Mais je ne peux pas ignorer que sa réaction était étrange. Elle savait exactement de quoi je parlais, et la peur dans ses yeux ne m'a pas échappée. Si je me trompe, je m'excuserai, front contre le sol, si nécessaire. Mais je refuse de vivre dans l'incertitude. Je ne veux plus avoir de regrets.

Je t'aime, grand-mère. J'aime cette tranquillité, ces moments partagés, nos rires et notre complicité. Mais tu m'as dit hier que je devais me battre, et c'est exactement ce que je vais faire. Je vais trouver cette vérité, de gré ou de force.

Avant tout, je crois qu'un bon bain me ferait du bien.

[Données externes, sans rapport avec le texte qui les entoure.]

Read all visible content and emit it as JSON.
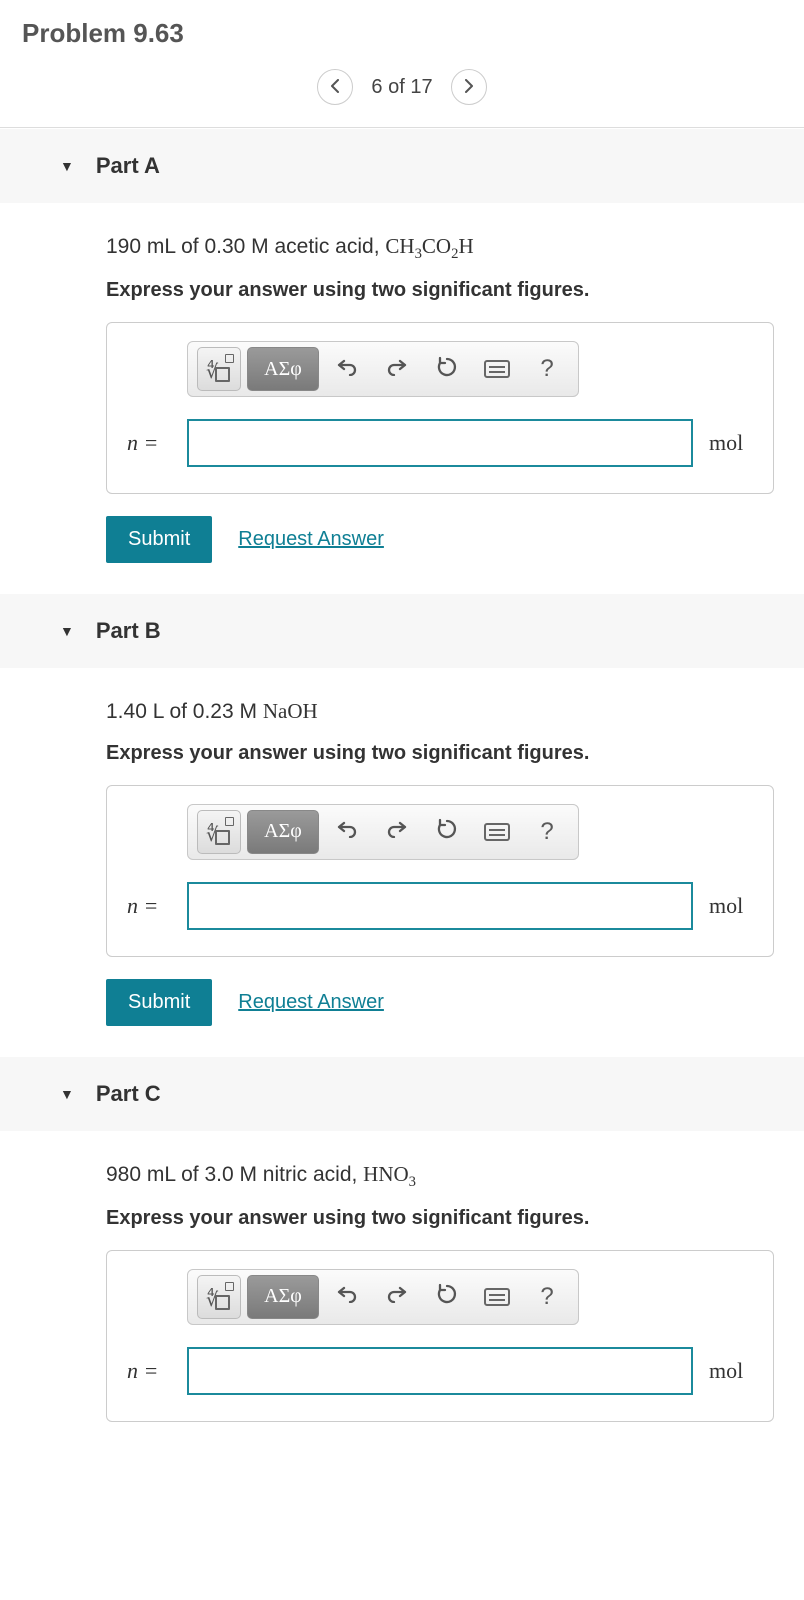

Je descends à la cuisine et j'aperçois le vide dans la pièce, une sensation de solitude. Elle doit être partie tôt ce matin, ne voulant probablement pas que je l'interroge ou que je creuse davantage dans ses secrets. J'appelle néanmoins :
– Mami, j'ai besoin de te parler... Mami ?
Silence. Elle n'est pas là.

Je soupire, me dirigeant vers la salle de bain. Je dois me détendre, ne pas laisser mes pensées m'envahir. Une pause, juste un instant.